SBC Open Innovation Summit A Success
Conference highlights significance of OI in biotech and pharma sectors
Stevenage, UK, November 21 2012 – The time of ‘over-restrictive inward-looking practices’ has gone, bringing many benefits for life sciences innovation, according to Patrick Vallance, President, Pharmaceuticals R&D at GlaxoSmithKline, speaking at ‘Open Innovation in Action’ at Stevenage Bioscience Catalyst (SBC) on November 15 2012. Delegates at the conference at SBC, the UK’s first open innovation bioscience campus, debated and discussed how to make this important externalisation approach work, successes so far and the challenges ahead.
Following on from these comments, second keynote speaker Stefan Lindegaard, open innovation expert and author, described how he has worked across diverse sectors, encouraging companies to become ‘competitively unpredictable’, as one CEO described it. He also raised the intriguing idea that large firms should be more innovative than smaller ones, with their size providing some protection should certain approaches fail.
The conference, which attracted over 150 delegates, also featured sessions on open access to research literature, crowd funding and social media, as well as the implications of open innovation on intellectual property, contracts and drug discovery. Speakers came from a range of organisations, including GE Life Sciences, Cambridge Enterprise, the Medical Research Council, Scrip Intelligence, the Wellcome Trust, Philips Research, Unilever R&D and Innocentive.
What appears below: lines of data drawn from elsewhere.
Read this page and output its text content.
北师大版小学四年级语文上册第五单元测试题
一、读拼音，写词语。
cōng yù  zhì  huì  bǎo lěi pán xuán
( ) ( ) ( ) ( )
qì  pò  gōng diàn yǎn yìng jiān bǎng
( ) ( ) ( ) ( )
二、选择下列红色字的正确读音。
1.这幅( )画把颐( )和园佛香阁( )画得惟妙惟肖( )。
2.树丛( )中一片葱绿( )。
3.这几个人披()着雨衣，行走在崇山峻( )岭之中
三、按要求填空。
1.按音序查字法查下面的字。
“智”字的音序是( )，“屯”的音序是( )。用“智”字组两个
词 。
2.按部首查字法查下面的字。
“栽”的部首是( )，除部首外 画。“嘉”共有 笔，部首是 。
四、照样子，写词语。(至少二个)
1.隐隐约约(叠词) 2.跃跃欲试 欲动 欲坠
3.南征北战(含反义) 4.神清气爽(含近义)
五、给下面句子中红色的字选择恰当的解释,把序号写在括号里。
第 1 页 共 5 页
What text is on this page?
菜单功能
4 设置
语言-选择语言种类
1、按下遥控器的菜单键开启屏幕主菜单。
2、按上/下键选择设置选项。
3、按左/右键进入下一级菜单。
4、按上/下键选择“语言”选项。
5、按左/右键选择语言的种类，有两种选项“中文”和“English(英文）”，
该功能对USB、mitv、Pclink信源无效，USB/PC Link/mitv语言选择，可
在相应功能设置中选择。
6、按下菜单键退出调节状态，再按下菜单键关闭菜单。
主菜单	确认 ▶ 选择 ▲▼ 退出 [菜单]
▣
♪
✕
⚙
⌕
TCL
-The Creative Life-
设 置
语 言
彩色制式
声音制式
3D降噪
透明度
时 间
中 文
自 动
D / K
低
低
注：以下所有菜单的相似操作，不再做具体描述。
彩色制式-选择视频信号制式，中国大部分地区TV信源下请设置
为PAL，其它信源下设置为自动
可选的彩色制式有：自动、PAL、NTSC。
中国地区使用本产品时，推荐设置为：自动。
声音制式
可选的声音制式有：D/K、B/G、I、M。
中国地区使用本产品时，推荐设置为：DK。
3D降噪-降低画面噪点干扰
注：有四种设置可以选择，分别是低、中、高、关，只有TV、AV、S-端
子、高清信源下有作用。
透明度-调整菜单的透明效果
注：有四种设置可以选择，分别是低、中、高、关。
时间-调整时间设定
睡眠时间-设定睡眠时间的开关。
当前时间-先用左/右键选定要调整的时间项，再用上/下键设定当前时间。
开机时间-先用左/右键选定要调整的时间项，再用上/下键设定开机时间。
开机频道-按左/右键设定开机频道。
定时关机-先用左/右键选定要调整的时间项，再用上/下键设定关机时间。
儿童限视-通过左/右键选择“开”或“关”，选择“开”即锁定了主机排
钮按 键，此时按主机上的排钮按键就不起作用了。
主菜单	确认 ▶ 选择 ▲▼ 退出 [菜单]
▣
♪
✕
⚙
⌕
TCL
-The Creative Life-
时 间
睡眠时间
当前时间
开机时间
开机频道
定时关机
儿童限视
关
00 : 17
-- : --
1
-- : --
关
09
‘Many thanks to everyone – delegates, speakers, sponsors1 and our stakeholders – for making this inaugural conference such a great success,’ said Dr Martino Picardo, CEO of Stevenage Bioscience Catalyst. ‘Open innovation is clearly already changing business practices in the pharma and biotech sector, and there is huge enthusiasm for embracing it further. Here at SBC we will continue to develop our open innovation initiatives via challenges and calls, as well as awards and the launch of our portal, which is expected in the first half of 2013.’